From South of France to South of Tennessee.
In the heart of summer, we all crave sun, cicadas and Mediterranean flavours. It’s the perfect moment to tuck into a beautiful fougasse, the star of Provençale tables and an essential holiday pleasure – in Provence or elsewhere!
There’s a wide variety of fougasses, or related recipes, all around the Mediterranean, but the best recipe of all comes to us from Provence: a simple dough, enriched with good olive oil. You can add any number of different ingredients, such as olives of course, but also different cheeses, dried tomatoes, Provençal herbs, little bacon lardons…
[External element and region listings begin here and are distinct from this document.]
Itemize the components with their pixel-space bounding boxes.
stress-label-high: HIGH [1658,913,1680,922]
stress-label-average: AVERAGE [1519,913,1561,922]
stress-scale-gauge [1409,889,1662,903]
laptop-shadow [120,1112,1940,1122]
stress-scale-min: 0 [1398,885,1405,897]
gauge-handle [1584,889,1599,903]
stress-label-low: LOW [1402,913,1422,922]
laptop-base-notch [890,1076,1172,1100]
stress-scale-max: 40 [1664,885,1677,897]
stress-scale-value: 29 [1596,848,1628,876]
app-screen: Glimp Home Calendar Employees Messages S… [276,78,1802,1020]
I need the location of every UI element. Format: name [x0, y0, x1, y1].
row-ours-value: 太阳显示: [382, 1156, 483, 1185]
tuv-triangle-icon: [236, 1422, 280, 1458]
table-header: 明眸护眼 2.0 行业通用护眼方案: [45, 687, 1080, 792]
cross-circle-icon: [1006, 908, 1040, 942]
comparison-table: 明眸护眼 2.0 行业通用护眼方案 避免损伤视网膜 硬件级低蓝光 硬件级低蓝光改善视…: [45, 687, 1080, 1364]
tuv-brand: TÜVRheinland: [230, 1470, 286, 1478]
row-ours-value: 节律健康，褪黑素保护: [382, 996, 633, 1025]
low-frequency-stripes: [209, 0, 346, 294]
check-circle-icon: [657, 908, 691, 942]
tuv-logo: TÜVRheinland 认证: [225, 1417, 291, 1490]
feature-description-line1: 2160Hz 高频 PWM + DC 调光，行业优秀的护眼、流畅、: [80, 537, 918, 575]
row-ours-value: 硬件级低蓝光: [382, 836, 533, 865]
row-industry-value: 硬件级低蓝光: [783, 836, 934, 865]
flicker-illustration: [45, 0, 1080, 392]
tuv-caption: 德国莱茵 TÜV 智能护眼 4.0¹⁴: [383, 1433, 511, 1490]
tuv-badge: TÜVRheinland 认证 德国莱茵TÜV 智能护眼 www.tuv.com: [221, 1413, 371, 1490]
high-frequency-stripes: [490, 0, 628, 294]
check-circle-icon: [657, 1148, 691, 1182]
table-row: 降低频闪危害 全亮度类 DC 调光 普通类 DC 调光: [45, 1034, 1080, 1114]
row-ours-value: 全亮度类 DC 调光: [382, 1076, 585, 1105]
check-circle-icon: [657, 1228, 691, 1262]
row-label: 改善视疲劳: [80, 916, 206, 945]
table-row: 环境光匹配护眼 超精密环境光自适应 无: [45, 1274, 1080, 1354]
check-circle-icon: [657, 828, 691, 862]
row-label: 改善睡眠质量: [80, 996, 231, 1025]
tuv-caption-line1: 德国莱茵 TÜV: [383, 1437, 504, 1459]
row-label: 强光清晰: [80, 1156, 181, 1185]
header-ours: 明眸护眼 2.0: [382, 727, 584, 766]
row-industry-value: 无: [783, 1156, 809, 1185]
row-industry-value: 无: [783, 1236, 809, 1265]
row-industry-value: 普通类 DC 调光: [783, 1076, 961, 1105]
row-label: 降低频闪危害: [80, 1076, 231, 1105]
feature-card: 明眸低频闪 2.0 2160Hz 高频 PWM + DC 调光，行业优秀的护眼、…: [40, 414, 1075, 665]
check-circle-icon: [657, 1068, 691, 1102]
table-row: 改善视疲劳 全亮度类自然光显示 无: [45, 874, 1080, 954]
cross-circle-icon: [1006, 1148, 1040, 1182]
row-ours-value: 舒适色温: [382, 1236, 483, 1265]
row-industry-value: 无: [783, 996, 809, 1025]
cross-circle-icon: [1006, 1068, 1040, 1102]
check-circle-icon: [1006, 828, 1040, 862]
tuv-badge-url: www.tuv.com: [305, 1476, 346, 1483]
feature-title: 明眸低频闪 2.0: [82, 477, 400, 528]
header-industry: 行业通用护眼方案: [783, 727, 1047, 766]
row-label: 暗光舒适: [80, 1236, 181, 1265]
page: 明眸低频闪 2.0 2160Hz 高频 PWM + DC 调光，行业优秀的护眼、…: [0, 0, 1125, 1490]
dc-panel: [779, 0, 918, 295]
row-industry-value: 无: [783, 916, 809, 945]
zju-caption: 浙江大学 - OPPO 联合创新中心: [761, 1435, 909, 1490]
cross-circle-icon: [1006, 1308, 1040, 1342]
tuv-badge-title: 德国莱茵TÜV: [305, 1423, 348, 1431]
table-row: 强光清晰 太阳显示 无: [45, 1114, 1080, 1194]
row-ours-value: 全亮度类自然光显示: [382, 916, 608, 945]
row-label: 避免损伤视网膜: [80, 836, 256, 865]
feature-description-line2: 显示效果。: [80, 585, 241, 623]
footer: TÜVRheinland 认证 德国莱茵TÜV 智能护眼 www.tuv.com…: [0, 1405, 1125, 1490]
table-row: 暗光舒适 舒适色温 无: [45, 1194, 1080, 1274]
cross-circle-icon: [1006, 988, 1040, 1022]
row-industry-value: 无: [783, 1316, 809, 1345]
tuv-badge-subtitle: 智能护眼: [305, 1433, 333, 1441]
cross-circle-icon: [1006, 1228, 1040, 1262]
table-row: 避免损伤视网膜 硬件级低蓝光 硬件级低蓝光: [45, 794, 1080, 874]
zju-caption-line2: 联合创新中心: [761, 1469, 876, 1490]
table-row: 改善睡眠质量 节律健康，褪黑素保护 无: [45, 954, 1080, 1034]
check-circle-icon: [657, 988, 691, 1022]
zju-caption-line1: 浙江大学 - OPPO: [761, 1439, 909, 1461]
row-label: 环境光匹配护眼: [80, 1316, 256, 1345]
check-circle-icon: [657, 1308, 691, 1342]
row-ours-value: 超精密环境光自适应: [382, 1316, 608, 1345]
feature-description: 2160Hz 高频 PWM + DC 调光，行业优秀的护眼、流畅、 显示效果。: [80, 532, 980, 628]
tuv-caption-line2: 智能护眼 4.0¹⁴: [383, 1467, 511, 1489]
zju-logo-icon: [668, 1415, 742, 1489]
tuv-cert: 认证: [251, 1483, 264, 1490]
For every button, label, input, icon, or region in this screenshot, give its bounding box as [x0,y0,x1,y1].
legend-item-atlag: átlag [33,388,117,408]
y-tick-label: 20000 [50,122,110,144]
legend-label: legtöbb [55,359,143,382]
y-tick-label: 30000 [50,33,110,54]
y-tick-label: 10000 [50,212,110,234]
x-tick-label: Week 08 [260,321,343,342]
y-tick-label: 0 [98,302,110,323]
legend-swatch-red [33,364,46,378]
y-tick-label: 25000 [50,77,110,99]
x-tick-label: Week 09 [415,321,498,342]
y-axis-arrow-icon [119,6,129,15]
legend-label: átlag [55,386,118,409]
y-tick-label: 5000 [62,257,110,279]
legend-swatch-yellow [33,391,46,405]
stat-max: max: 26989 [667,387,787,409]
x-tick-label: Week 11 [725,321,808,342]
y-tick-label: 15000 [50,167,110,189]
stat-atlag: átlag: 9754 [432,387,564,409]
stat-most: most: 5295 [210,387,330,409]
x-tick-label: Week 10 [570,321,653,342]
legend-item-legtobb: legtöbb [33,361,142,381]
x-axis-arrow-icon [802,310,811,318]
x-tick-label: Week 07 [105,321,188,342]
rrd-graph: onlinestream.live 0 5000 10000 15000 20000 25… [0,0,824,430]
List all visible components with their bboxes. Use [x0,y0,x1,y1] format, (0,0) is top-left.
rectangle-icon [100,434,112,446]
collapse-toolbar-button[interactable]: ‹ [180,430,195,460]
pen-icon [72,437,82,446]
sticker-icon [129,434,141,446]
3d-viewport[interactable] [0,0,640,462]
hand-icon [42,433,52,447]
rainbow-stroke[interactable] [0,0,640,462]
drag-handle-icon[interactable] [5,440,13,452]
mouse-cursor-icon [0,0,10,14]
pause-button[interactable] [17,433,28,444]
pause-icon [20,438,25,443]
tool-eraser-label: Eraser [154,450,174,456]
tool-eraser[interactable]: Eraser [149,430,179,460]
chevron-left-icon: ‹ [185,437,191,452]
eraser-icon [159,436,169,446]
They can be incorporated into the olive oil dough, or simply scattered over the bread just before cooking. Each fougasse has its secret, waiting for you to discover. What makes this little bread as good as it is beautiful is that it is also charmingly carved, with a few simple strokes of a dough cutter, to make a leaf, a tree, an ear of wheat or a little ladder (depending on the tradition of the town, or your interpretation of the day!)..
ALBI, South of France
Be Fougasse can be eaten at any time of the day - well, almost! We share it as an aperitif of course , on its own or accompanied by a tapenade, for example. We enjoy it for afternoon tea, on returning from the beach. It is very much at home on the dinner table with cold meats or cheese (a delicious combination of olive fougasse and goat cheese perhaps)… And why not vary the pleasure of a simple boiled egg by cutting pretty bread “soldiers” from a bacon fougasse?
For those who want to impress their friends over an apéritif (or improve themselves whilst sunbathing), the word ‘fougasse’ comes from the Latin ‘panis focacius’ (‘focus’ being the hearth and ‘focacium’ the bread cooked in the ashes of the fire) which became ‘fogatza’ in Occitan, as well as giving its name to Italy’s famous focaccia! It is said that, originally, bakers cooked fougasses to test the temperature of their oven, and then ate them as a morning snack. Film lovers won’t have forgotten the lunar policeman Lucien Fougasse played by Jean Lefevre in the series ‘The Gendarmes of Saint Tropez’.
Chattanooga,Tennessee
But with a fougasse, perhaps it’s better to remain silent and just let the cicadas sing!.